The second issue I had with the writing was the author’s constant use of the word “we”. The story is told from several perspectives, but then there were times when parts of the narrative would sound almost like a fairy-tale by switching to saying “we” and “us”. I am of the opinion that this is a very purposeful decision by the author, that by writing the story in that way it would build the theme up even more; to me, it was confusing and made me wonder who the narrator was the whole time, only to be disappointed with that aspect of the story in the end.

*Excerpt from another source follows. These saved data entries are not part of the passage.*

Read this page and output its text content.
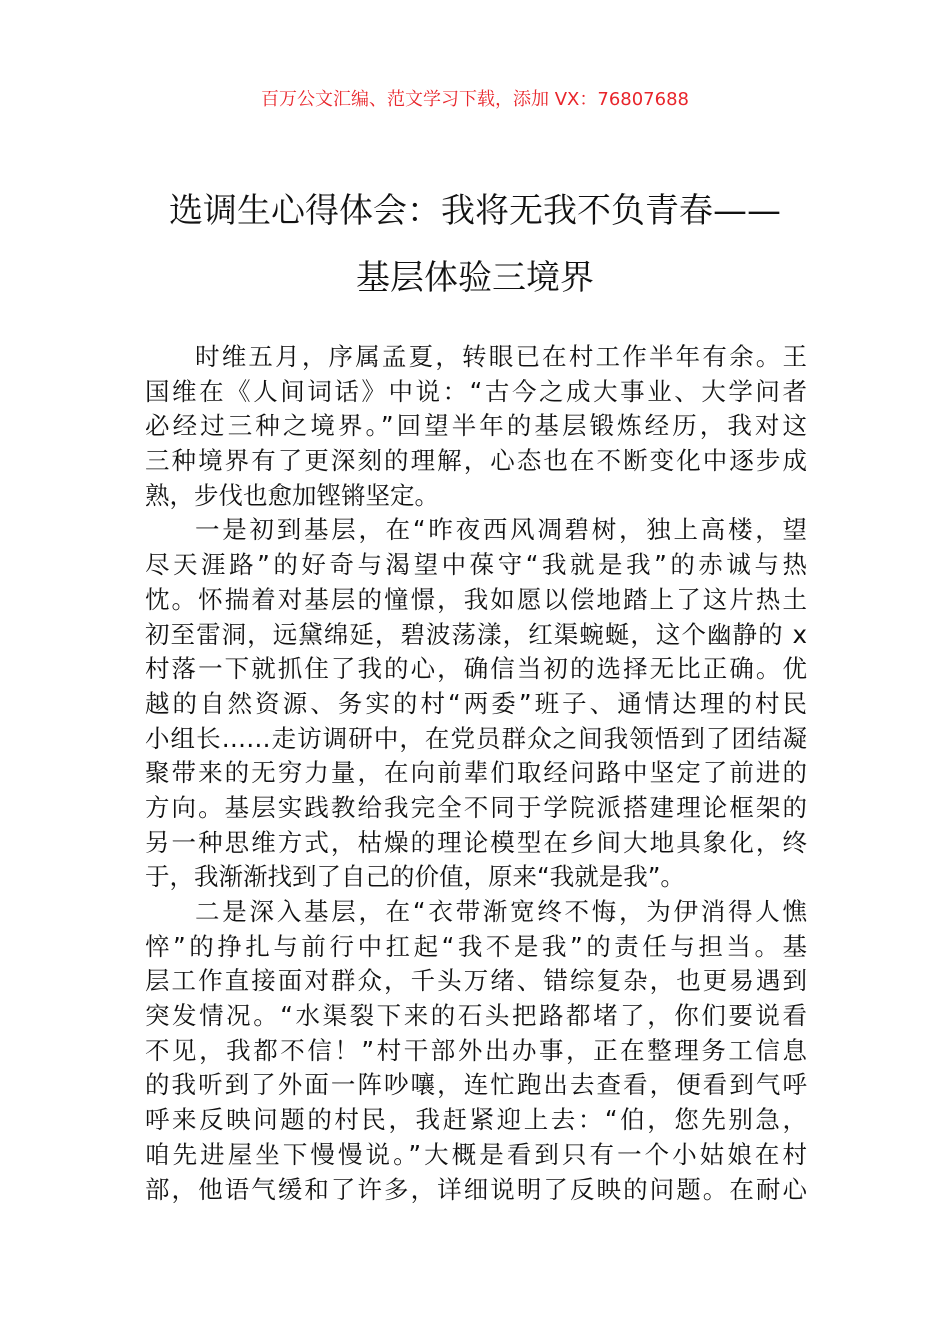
百万公文汇编、范文学习下载，添加 VX：76807688
选调生心得体会：我将无我不负青春——
基层体验三境界
时维五月，序属孟夏，转眼已在村工作半年有余。王
国维在《人间词话》中说：“古今之成大事业、大学问者
必经过三种之境界。”回望半年的基层锻炼经历，我对这
三种境界有了更深刻的理解，心态也在不断变化中逐步成
熟，步伐也愈加铿锵坚定。
一是初到基层，在“昨夜西风凋碧树，独上高楼，望
尽天涯路”的好奇与渴望中葆守“我就是我”的赤诚与热
忱。怀揣着对基层的憧憬，我如愿以偿地踏上了这片热土
初至雷洞，远黛绵延，碧波荡漾，红渠蜿蜒，这个幽静的 x
村落一下就抓住了我的心，确信当初的选择无比正确。优
越的自然资源、务实的村“两委”班子、通情达理的村民
小组长……走访调研中，在党员群众之间我领悟到了团结凝
聚带来的无穷力量，在向前辈们取经问路中坚定了前进的
方向。基层实践教给我完全不同于学院派搭建理论框架的
另一种思维方式，枯燥的理论模型在乡间大地具象化，终
于，我渐渐找到了自己的价值，原来“我就是我”。
二是深入基层，在“衣带渐宽终不悔，为伊消得人憔
悴”的挣扎与前行中扛起“我不是我”的责任与担当。基
层工作直接面对群众，千头万绪、错综复杂，也更易遇到
突发情况。“水渠裂下来的石头把路都堵了，你们要说看
不见，我都不信！”村干部外出办事，正在整理务工信息
的我听到了外面一阵吵嚷，连忙跑出去查看，便看到气呼
呼来反映问题的村民，我赶紧迎上去：“伯，您先别急，
咱先进屋坐下慢慢说。”大概是看到只有一个小姑娘在村
部，他语气缓和了许多，详细说明了反映的问题。在耐心
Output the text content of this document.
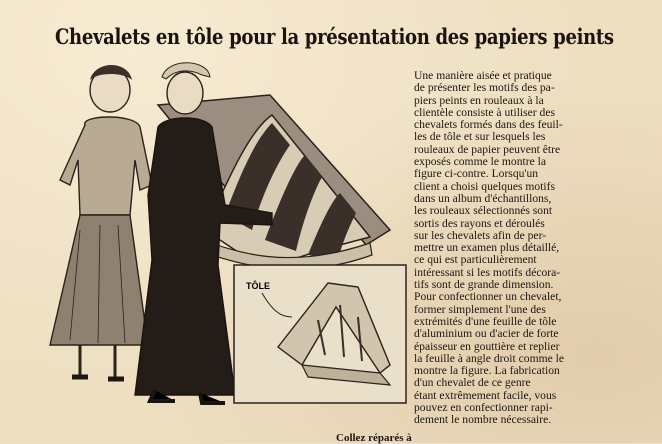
Chevalets en tôle pour la présentation des papiers peints
TÔLE
Une manière aisée et pratique
de présenter les motifs des pa-
piers peints en rouleaux à la
clientèle consiste à utiliser des
chevalets formés dans des feuil-
les de tôle et sur lesquels les
rouleaux de papier peuvent être
exposés comme le montre la
figure ci-contre. Lorsqu'un
client a choisi quelques motifs
dans un album d'échantillons,
les rouleaux sélectionnés sont
sortis des rayons et déroulés
sur les chevalets afin de per-
mettre un examen plus détaillé,
ce qui est particulièrement
intéressant si les motifs décora-
tifs sont de grande dimension.
Pour confectionner un chevalet,
former simplement l'une des
extrémités d'une feuille de tôle
d'aluminium ou d'acier de forte
épaisseur en gouttière et replier
la feuille à angle droit comme le
montre la figure. La fabrication
d'un chevalet de ce genre
étant extrêmement facile, vous
pouvez en confectionner rapi-
dement le nombre nécessaire.
Collez réparés à
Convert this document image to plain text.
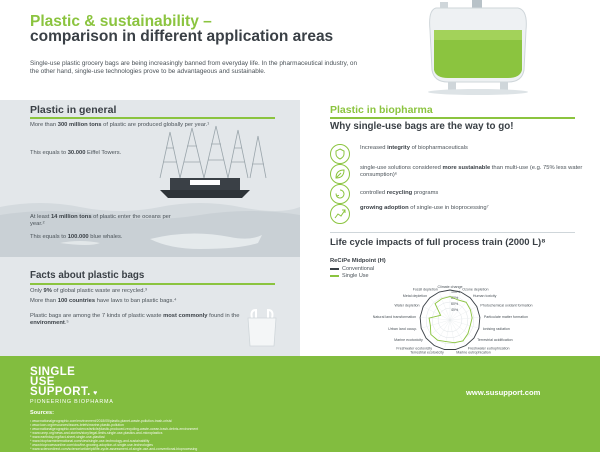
Plastic & sustainability –
comparison in different application areas
Single-use plastic grocery bags are being increasingly banned from everyday life. In the pharmaceutical industry, on the other hand, single-use technologies prove to be advantageous and sustainable.
Plastic in general
More than 300 million tons of plastic are produced globally per year.¹
This equals to 30.000 Eiffel Towers.
At least 14 million tons of plastic enter the oceans per year.²
This equals to 100.000 blue whales.
Facts about plastic bags
Only 9% of global plastic waste are recycled.³
More than 100 countries have laws to ban plastic bags.⁴
Plastic bags are among the 7 kinds of plastic waste most commonly found in the environment.⁵
Plastic in biopharma
Why single-use bags are the way to go!
Increased integrity of biopharmaceuticals
single-use solutions considered more sustainable than multi-use (e.g. 75% less water consumption)⁶
controlled recycling programs
growing adoption of single-use in bioprocessing⁷
Life cycle impacts of full process train (2000 L)⁸
ReCiPe Midpoint (H)
Conventional
Single Use
100%
80%
60%
40%
Climate change
Ozone depletion
Human toxicity
Photochemical oxidant formation
Particulate matter formation
Ionising radiation
Terrestrial acidification
Freshwater eutrophication
Marine eutrophication
Terrestrial ecotoxicity
Freshwater ecotoxicity
Marine ecotoxicity
Urban land occup.
Natural land transformation
Water depletion
Metal depletion
Fossil depletion
SINGLE
USE
SUPPORT. ♥
PIONEERING BIOPHARMA
www.susupport.com
Sources:
¹ www.nationalgeographic.com/environment/2018/05/plastic-planet-waste-pollution-trash-crisis/
² www.iucn.org/resources/issues-briefs/marine-plastic-pollution
³ www.nationalgeographic.com/science/article/plastic-produced-recycling-waste-ocean-trash-debris-environment
⁴ www.unep.org/news-and-stories/story/legal-limits-single-use-plastics-and-microplastics
⁵ www.earthday.org/fact-sheet-single-use-plastics/
⁶ www.biopharminternational.com/view/single-use-technology-and-sustainability
⁷ www.bioprocessonline.com/doc/the-growing-adoption-of-single-use-technologies
⁸ www.sciencedirect.com/science/article/pii/life-cycle-assessment-of-single-use-and-conventional-bioprocessing
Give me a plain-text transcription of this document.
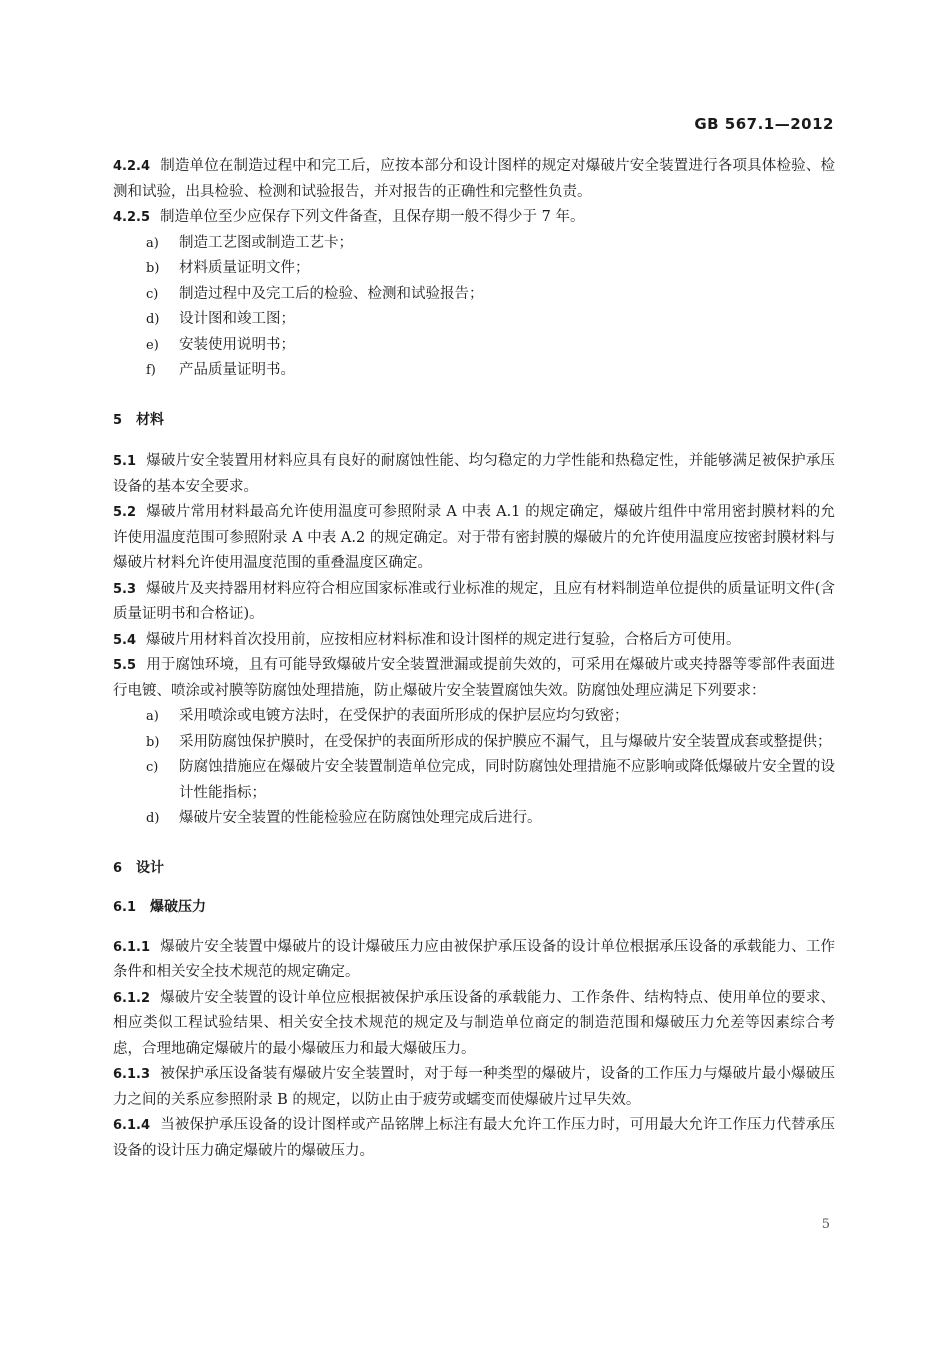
GB 567.1—2012

4.2.4 制造单位在制造过程中和完工后，应按本部分和设计图样的规定对爆破片安全装置进行各项具体检验、检测和试验，出具检验、检测和试验报告，并对报告的正确性和完整性负责。

4.2.5 制造单位至少应保存下列文件备查，且保存期一般不得少于 7 年。

a) 制造工艺图或制造工艺卡；
b) 材料质量证明文件；
c) 制造过程中及完工后的检验、检测和试验报告；
d) 设计图和竣工图；
e) 安装使用说明书；
f) 产品质量证明书。
5 材料

5.1 爆破片安全装置用材料应具有良好的耐腐蚀性能、均匀稳定的力学性能和热稳定性，并能够满足被保护承压设备的基本安全要求。

5.2 爆破片常用材料最高允许使用温度可参照附录 A 中表 A.1 的规定确定，爆破片组件中常用密封膜材料的允许使用温度范围可参照附录 A 中表 A.2 的规定确定。对于带有密封膜的爆破片的允许使用温度应按密封膜材料与爆破片材料允许使用温度范围的重叠温度区确定。

5.3 爆破片及夹持器用材料应符合相应国家标准或行业标准的规定，且应有材料制造单位提供的质量证明文件(含质量证明书和合格证)。

5.4 爆破片用材料首次投用前，应按相应材料标准和设计图样的规定进行复验，合格后方可使用。

5.5 用于腐蚀环境，且有可能导致爆破片安全装置泄漏或提前失效的，可采用在爆破片或夹持器等零部件表面进行电镀、喷涂或衬膜等防腐蚀处理措施，防止爆破片安全装置腐蚀失效。防腐蚀处理应满足下列要求：

a) 采用喷涂或电镀方法时，在受保护的表面所形成的保护层应均匀致密；
b) 采用防腐蚀保护膜时，在受保护的表面所形成的保护膜应不漏气，且与爆破片安全装置成套或整提供；
c) 防腐蚀措施应在爆破片安全装置制造单位完成，同时防腐蚀处理措施不应影响或降低爆破片安全置的设计性能指标；
d) 爆破片安全装置的性能检验应在防腐蚀处理完成后进行。
6 设计
6.1 爆破压力

6.1.1 爆破片安全装置中爆破片的设计爆破压力应由被保护承压设备的设计单位根据承压设备的承载能力、工作条件和相关安全技术规范的规定确定。

6.1.2 爆破片安全装置的设计单位应根据被保护承压设备的承载能力、工作条件、结构特点、使用单位的要求、相应类似工程试验结果、相关安全技术规范的规定及与制造单位商定的制造范围和爆破压力允差等因素综合考虑，合理地确定爆破片的最小爆破压力和最大爆破压力。

6.1.3 被保护承压设备装有爆破片安全装置时，对于每一种类型的爆破片，设备的工作压力与爆破片最小爆破压力之间的关系应参照附录 B 的规定，以防止由于疲劳或蠕变而使爆破片过早失效。

6.1.4 当被保护承压设备的设计图样或产品铭牌上标注有最大允许工作压力时，可用最大允许工作压力代替承压设备的设计压力确定爆破片的爆破压力。

5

Speaking of ends… this one had me emotional, which is very difficult to do. I actually had to stop myself from sobbing out loud, so kudos to the author on that front. Not that I was happy with the end, mind you, but that at the end of the story I cared so much for the characters that I was moved to tears says something significant about the book. It was impactful, for sure.
Despite its flaws, A Good Neighborhood is a provocative, insightful look at the ways we interact with each other and how our actions affect those around us. I recommend it for anyone looking for an emotionally challenging read.
Paul's Picks says
I’ve read her historical fiction and I can get this ARC… I may pick it up. I haven’t read a reg fiction book (not SFF or thriller) in awhile.
This is my first Fowler book, and it is interesting you say “historical fiction”, because even though that is not what this is it actually felt as though it was written that way.
Oliver Bowdoin says
Great review…again! I love that you read and review a wide variety of books. Reminds me that there is so much variety out there, and much to gain by continuing to keep an open mind.
Thank you, Ollie. I try to step out if the SFF box every once in a while.
Lashaan Balasingam @ Bookidote says
Sounds like a very timely and pertinent story. I’d have never thought it would have had an emotional ending though. Great review!